Safe sex, the local way!
We laughed when we saw a local brand condom as well. Long house for long men? Haha!
After some shopping, we went to a restaurant nearby and tried their specialty – marudi kueh teow and cha chu noodles. They were awesome!
Marudi kueh teow
Stuffing our faces is the order of the day! I had to surrender because I could feel my jeans tightening, so, JS took us back to her home to rest. Mind you! Most Mirians live in bungalows or semi-detached houses and not on trees! Js kept emphasizing that, there are some ignorant people who still think Sarawak is such an ulu place. It’s not! Miri is an upcoming young city! It was nice to be meeting JS’ parents. They were very, very warm people. Speaking of which, Miri was indeed really a warm and hospitable place because the locals are never short of offering their warm smiles whenever our eyes met.

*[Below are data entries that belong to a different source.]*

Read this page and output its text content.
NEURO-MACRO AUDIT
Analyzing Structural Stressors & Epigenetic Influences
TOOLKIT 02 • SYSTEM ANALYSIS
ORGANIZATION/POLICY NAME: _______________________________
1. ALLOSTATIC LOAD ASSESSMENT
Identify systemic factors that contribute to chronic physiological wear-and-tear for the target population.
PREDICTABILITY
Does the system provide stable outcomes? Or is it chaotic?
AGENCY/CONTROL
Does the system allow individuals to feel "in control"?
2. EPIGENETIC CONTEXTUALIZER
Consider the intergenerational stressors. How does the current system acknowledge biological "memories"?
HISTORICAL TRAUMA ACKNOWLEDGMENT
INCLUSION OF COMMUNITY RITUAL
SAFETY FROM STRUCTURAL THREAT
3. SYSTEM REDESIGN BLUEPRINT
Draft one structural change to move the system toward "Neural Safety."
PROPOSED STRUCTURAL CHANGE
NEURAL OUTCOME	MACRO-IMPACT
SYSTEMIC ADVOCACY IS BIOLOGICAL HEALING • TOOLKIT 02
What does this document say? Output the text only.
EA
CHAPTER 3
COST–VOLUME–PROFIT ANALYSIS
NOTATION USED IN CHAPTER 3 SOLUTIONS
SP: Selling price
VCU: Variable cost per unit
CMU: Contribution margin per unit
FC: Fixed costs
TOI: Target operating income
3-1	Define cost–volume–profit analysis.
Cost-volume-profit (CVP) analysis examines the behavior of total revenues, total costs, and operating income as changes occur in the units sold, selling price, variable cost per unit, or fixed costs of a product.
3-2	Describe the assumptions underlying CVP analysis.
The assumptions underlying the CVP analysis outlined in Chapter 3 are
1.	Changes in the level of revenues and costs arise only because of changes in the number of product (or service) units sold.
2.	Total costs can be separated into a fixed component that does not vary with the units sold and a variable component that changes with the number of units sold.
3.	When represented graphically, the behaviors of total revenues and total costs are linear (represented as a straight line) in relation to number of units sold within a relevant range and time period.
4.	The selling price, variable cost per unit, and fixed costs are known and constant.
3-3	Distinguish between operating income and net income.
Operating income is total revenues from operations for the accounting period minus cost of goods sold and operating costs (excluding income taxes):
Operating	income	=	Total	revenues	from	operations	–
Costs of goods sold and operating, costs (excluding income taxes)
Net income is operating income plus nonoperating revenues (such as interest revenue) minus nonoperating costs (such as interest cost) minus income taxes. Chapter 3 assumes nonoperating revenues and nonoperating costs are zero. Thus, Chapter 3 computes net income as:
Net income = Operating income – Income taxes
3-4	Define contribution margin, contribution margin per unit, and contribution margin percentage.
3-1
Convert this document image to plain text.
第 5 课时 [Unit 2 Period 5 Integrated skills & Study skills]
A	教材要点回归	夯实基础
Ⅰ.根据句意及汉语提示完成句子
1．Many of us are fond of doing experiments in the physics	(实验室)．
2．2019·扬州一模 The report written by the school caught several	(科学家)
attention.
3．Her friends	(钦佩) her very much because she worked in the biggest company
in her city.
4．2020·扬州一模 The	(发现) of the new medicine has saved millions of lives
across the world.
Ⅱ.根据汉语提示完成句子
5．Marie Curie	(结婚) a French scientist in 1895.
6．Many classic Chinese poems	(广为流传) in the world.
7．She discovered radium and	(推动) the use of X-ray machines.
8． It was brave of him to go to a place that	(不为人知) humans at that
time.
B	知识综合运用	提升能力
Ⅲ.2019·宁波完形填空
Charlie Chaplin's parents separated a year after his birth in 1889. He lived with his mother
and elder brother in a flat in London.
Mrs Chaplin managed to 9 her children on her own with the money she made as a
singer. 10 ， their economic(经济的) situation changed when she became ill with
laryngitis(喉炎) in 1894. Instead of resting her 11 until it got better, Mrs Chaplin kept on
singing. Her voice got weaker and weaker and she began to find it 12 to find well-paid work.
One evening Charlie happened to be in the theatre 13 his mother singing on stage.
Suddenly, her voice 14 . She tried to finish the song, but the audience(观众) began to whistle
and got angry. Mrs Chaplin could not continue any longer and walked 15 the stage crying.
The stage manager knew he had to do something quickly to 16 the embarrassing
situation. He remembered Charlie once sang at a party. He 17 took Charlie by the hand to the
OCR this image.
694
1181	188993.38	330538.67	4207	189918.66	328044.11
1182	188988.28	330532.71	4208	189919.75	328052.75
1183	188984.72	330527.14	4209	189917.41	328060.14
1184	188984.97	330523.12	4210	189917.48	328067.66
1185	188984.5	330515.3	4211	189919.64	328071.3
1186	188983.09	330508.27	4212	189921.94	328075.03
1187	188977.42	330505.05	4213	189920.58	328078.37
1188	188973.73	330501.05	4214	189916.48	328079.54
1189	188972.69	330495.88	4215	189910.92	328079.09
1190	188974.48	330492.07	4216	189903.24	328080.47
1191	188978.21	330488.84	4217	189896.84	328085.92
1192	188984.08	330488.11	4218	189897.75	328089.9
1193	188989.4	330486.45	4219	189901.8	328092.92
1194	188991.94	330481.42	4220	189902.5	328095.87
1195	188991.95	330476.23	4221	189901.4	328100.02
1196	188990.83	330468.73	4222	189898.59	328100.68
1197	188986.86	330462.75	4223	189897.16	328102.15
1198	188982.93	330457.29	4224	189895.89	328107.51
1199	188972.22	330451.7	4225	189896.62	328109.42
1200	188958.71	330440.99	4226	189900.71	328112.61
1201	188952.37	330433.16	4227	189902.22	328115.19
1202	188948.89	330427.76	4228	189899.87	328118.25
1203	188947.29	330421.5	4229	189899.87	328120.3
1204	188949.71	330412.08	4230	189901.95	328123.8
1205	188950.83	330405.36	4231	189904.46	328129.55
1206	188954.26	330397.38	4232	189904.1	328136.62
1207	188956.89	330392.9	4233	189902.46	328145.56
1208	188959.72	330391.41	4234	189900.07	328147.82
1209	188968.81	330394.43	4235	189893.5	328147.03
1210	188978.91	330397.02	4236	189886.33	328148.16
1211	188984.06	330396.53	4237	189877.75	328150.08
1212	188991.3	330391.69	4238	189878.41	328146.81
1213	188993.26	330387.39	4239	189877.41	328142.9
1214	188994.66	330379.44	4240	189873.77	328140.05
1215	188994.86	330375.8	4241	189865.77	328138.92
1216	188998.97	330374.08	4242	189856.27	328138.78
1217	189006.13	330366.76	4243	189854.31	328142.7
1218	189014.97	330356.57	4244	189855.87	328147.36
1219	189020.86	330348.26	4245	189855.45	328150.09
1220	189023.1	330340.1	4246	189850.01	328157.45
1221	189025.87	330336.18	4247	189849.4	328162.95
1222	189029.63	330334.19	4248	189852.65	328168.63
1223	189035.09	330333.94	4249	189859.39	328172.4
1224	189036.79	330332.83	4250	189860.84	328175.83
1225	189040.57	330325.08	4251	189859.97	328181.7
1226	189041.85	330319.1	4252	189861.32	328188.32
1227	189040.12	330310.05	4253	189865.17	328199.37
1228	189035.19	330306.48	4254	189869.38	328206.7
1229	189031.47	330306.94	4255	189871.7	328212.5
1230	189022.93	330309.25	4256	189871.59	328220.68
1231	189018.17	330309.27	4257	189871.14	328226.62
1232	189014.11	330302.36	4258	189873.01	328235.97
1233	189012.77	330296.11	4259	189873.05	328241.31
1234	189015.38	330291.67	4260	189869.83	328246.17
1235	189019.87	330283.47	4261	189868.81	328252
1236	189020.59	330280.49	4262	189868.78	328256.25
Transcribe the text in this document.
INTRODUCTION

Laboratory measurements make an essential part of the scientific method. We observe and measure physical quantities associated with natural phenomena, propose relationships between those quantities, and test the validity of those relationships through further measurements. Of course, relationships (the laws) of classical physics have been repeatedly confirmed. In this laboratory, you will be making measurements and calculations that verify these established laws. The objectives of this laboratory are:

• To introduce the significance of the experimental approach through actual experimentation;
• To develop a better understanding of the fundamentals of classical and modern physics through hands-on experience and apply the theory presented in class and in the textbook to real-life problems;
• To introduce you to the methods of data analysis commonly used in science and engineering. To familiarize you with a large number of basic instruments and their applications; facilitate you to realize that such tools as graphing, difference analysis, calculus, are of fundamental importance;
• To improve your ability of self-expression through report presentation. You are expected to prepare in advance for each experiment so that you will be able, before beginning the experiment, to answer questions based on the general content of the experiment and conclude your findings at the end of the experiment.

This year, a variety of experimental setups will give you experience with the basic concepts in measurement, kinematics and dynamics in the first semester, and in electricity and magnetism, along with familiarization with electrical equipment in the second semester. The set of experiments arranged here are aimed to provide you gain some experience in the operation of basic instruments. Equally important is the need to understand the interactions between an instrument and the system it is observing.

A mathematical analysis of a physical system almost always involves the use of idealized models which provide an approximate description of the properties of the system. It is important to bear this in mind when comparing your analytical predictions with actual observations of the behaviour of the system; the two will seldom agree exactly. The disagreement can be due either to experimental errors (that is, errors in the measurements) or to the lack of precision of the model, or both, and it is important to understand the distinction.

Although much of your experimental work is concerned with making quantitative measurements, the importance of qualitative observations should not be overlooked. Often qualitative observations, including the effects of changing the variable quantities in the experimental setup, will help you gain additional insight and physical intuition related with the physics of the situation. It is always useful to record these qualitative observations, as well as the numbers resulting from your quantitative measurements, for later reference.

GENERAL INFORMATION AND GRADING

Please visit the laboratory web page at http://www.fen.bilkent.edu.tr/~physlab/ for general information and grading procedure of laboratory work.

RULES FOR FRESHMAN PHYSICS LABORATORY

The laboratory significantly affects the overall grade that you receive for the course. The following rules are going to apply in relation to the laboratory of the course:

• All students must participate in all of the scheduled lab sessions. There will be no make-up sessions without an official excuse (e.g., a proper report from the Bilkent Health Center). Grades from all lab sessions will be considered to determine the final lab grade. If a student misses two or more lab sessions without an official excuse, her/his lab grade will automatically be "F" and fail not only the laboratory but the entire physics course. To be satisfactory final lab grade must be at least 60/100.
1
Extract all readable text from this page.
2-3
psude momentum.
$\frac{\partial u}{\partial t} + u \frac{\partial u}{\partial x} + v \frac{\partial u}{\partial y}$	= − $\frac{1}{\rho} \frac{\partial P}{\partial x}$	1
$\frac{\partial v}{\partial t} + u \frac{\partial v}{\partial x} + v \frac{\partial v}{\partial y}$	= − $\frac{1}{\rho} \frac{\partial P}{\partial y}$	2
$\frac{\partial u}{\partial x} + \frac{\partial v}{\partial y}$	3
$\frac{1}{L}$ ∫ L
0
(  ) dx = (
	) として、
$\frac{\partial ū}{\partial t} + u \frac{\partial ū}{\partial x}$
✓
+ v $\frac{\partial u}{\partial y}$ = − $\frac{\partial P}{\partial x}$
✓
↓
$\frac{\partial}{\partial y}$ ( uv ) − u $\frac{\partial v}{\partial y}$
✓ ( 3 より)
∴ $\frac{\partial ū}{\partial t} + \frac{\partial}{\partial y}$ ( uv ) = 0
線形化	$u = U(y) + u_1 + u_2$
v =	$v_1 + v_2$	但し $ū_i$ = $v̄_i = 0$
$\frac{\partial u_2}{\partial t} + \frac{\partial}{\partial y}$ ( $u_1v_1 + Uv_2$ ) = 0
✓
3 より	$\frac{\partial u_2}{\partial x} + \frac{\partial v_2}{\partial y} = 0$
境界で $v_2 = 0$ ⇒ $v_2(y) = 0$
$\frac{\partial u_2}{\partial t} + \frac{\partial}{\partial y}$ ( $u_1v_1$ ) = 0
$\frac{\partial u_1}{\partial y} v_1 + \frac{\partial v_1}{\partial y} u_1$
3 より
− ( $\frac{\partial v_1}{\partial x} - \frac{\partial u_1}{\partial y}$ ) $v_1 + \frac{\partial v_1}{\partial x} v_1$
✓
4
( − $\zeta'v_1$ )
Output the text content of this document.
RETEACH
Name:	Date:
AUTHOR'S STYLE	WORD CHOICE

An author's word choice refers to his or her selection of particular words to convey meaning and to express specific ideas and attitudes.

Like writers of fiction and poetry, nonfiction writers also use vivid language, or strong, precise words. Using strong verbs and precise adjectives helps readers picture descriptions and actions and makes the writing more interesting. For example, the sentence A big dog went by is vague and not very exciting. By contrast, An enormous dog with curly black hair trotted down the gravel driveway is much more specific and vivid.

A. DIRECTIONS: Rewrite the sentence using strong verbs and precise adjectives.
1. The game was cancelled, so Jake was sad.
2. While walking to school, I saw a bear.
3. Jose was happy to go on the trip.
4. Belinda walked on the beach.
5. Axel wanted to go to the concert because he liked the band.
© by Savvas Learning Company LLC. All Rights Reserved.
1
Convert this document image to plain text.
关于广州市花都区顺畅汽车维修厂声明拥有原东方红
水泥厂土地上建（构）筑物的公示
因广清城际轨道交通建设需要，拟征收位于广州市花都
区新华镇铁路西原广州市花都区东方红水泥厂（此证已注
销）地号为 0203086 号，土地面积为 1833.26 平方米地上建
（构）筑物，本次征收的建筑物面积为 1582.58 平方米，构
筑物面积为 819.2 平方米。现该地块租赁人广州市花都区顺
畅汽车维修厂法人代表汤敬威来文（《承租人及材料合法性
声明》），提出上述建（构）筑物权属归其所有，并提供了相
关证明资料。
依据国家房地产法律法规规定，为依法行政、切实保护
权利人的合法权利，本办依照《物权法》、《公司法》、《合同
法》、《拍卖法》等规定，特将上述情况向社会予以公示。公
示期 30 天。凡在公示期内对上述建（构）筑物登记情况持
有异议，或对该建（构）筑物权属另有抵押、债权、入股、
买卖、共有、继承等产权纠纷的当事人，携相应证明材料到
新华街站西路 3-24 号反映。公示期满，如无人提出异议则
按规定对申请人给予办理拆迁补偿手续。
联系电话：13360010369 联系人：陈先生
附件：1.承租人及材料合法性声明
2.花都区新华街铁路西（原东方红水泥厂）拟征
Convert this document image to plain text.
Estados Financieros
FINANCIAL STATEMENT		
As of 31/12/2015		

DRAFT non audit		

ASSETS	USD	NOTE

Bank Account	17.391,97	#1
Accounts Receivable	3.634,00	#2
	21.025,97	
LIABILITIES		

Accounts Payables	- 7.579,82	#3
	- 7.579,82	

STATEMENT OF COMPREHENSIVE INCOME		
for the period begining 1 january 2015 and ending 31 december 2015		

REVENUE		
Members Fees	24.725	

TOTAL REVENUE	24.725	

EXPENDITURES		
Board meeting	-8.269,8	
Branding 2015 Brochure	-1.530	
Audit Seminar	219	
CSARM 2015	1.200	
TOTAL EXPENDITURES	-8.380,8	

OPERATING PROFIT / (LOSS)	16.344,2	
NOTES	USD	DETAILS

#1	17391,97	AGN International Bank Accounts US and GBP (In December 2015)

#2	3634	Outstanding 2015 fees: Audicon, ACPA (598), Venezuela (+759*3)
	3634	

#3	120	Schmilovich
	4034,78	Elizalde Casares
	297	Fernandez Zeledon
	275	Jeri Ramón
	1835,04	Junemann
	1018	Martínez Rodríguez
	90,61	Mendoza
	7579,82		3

After resting, we went again for another round of makan. We had rojak at Sin Wan restaurant. I simply love the rojak sauce – it’s different from the ones in KL or Taiping. It’s so damn good that we had to re-order a second plate of fried yam, potato, cucur udang and tofu! It’s simply out of this world!
Rojak at Sin Wan
Special Ais Kacang with jagung and sago
Since JS had to attend a wedding dinner, she dropped us at Bintang shopping mall. We went to Super Save. It was a really good place to get really cheap things! We managed to buy some nail cutter at only Rm1.20. Even the pasar malam in KL is selling almost the same brand of nail cutter for Rm4 each! So, being si-lais, we stock up nail cutters, pill cutter, tongue brush, combs, landyards, etc. They even have Andy Lau endorsing their brand!
Cheapest socks advertisement
Then, we had our dinner at Sugarbun. After our bad experience in KK – the Sugarbun at Gaya Street is always running out of things, we were a little apprehensive. However, we tried the fish burger as well as their fried chicken set this time, and they were good and cheap to boot!
We visited Tg Lobang but unfortunately, the Medan Selera was closed due to development nearby. Since it was a long day, we called it a night and went home to prepare for the next day in Brunei.